Monday, October 21, 2013

A Simple Gluten-Free Cornbread

Cornbread is such a versatile food.  You can butter it warm and eat it along with a bit of tea when you don't feel well.  You can fry it and eat it with barbeque pork or sausage.  You can sweeten it up a bit and turn it into a desert, drizzling it with icing or syrup.  You can even use it as a base for strawberry shortcake.  Actually, there isn't anything you can't do with cornbread, now that I think of it!

Look at that nice fluffy wedge of cornbread.  And it tastes as good as it looks!

Everyone loves cornbread, especially children.  Just because you're gluten-free does not mean you shouldn't be able to enjoy it.  Gluten-free cornbread is one of the simplest things to make.  Most people I know cannot tell that it's gluten-free -- and why is that?  Because people are used to cornbread having a bit of a "meal" sort of texture to it, so they're not surprised when they find it to be that way.  In fact, they look forward to it and would be disappointed if it were otherwise.  This is one of those rare gluten-free foods where wheat prejudice does not come into play, so live it up!

In a medium-sized bowl, mix together the gluten-free flour mix, cornmeal, sugar, baking powder, xanthan gum, and salt.  I like to use a wire whisk because then I know the xanthan gum is completely distributed throughout.

In a small bowl, beat the eggs with a fork and then add the oil and beat again.  The eggs act as an emulsifier so that when you add the milk, it will mix in completely and the oil won't float to the top.  After beating your oil and eggs together, add the milk and stir.

Add the liquid ingredients to the dry ingredients and mix well with a spoon.  Remember:  gluten-free flours are always "thirsty," so make sure none of the flour is hiding at the bottom of the bowl or stuck in a big clump to the spoon.  Mix well.  Use a rubber spatula and scoop the mixture into an 8 x 8 " greased pan.  Smooth it out as best as you can.

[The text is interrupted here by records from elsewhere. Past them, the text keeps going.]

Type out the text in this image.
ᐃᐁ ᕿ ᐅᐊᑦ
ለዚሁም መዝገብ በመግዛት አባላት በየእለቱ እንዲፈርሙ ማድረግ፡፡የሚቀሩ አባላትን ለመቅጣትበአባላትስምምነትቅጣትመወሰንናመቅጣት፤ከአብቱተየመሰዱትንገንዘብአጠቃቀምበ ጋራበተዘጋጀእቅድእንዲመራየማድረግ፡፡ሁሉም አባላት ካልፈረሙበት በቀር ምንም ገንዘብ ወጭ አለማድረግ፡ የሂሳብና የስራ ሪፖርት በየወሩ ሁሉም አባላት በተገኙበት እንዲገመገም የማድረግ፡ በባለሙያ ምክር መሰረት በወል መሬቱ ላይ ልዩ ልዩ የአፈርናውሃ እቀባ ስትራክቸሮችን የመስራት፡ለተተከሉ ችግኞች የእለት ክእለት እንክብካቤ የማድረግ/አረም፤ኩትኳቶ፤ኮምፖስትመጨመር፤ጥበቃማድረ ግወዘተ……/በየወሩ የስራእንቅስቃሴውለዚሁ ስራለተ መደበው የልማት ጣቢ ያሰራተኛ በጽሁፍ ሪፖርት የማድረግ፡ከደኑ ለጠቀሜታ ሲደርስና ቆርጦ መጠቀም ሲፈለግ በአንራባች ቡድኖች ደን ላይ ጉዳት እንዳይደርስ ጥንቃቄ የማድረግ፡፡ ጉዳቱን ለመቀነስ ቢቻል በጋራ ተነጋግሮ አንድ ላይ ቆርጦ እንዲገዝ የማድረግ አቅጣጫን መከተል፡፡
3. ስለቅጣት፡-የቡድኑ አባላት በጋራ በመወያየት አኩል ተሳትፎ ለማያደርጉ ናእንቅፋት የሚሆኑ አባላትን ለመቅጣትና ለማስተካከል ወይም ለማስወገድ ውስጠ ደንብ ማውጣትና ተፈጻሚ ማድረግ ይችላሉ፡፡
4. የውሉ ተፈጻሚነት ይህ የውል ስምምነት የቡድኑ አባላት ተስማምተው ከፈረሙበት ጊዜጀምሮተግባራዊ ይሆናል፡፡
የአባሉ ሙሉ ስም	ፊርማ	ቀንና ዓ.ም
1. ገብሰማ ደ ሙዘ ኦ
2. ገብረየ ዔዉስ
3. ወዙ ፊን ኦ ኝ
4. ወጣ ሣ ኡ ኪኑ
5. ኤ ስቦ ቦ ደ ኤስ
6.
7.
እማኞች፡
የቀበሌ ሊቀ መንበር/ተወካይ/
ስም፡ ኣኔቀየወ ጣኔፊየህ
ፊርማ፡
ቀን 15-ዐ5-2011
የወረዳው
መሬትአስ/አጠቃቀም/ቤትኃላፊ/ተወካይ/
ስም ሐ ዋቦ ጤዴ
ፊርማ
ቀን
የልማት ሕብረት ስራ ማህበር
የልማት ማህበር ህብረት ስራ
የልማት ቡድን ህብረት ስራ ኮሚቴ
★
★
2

Bake for 20 minutes at 400 degrees.  Let cool in the pan only for a minute or two, and then flip out onto a rack to cool.  Try to let it cool some before you devour the entire thing!


1.25 cups (163 g) gluten-free flour mix
3/4 cup (105 g) cornmeal
1/4 cup (50 g) sugar
2 tsp baking powder
1/2 tsp xanthan gum
1/2 tsp salt
1 cup + 1 tbs milk
1/4 cup (50 g) oil
1 extra-large egg

Preheat the oven to 400 degrees.  Grease an 8 x 8" or 9 x 9" pan and set aside.  Mix all of the dry ingredients together in a medium-sized bowl.  In a small bowl, beat the egg, add the oil, and beat again.  Stir in the milk.  Add the wet ingredients to the dry ingredients and mix well, making sure there are no clumps of flour at the bottom of the bowl or on the spoon.  Scrape the mixture into the greased pan and smooth the top out.  Bake the 8 x 8" pan for 20 minutes or the 9 x 9" pan for 18 minutes -- until done.  A toothpick inserted will come out clean, and the bread will begin to pull away from the sides of the pan.  Allow to cool in the pan for a minute or two, and then turn out onto a rack to cool completely.

TIPS:
1.  I use my own gluten-free flour blend, called "Mel's Magic Mix," which is a blend of sorghum and rice flours with corn, potato, and tapioca starches.  My ratio is 3:1 (flours to starches), and I think this works well.  But you can use any good gluten-free flour mix.  If your mix already contains xanthan gum, then omit it when mixing up this recipe.
2.  You can use either an 8 x 8" pan or a 9 x 9" pan, but I think the 8 x 8" pan makes for a fluffier bread and a better product.
3.  Obviously, the possibilities are endless here.  You can add a bit more sugar and make a cake-like confection.  Or (what I love to do), you can add 1 tsp of chili powder to the dry ingredients and one cup of shredded cheddar on top of the raw batter in the pan with sliced pickled jalapeños on top of that.  Then bake the same way, maybe adding a few minutes on to the bake time to ensure that the center cooks through.
4.  This freezes exceptionally well.  Slice into squares and wrap individually with plastic wrap.  Then place the wrapped squares in a labeled and dated freezer bag and freeze.  You can place a piece of unwrapped and frozen cornbread into the microwave and cook for about 30 seconds or so and have a piping hot slab of cornbread in no time flat!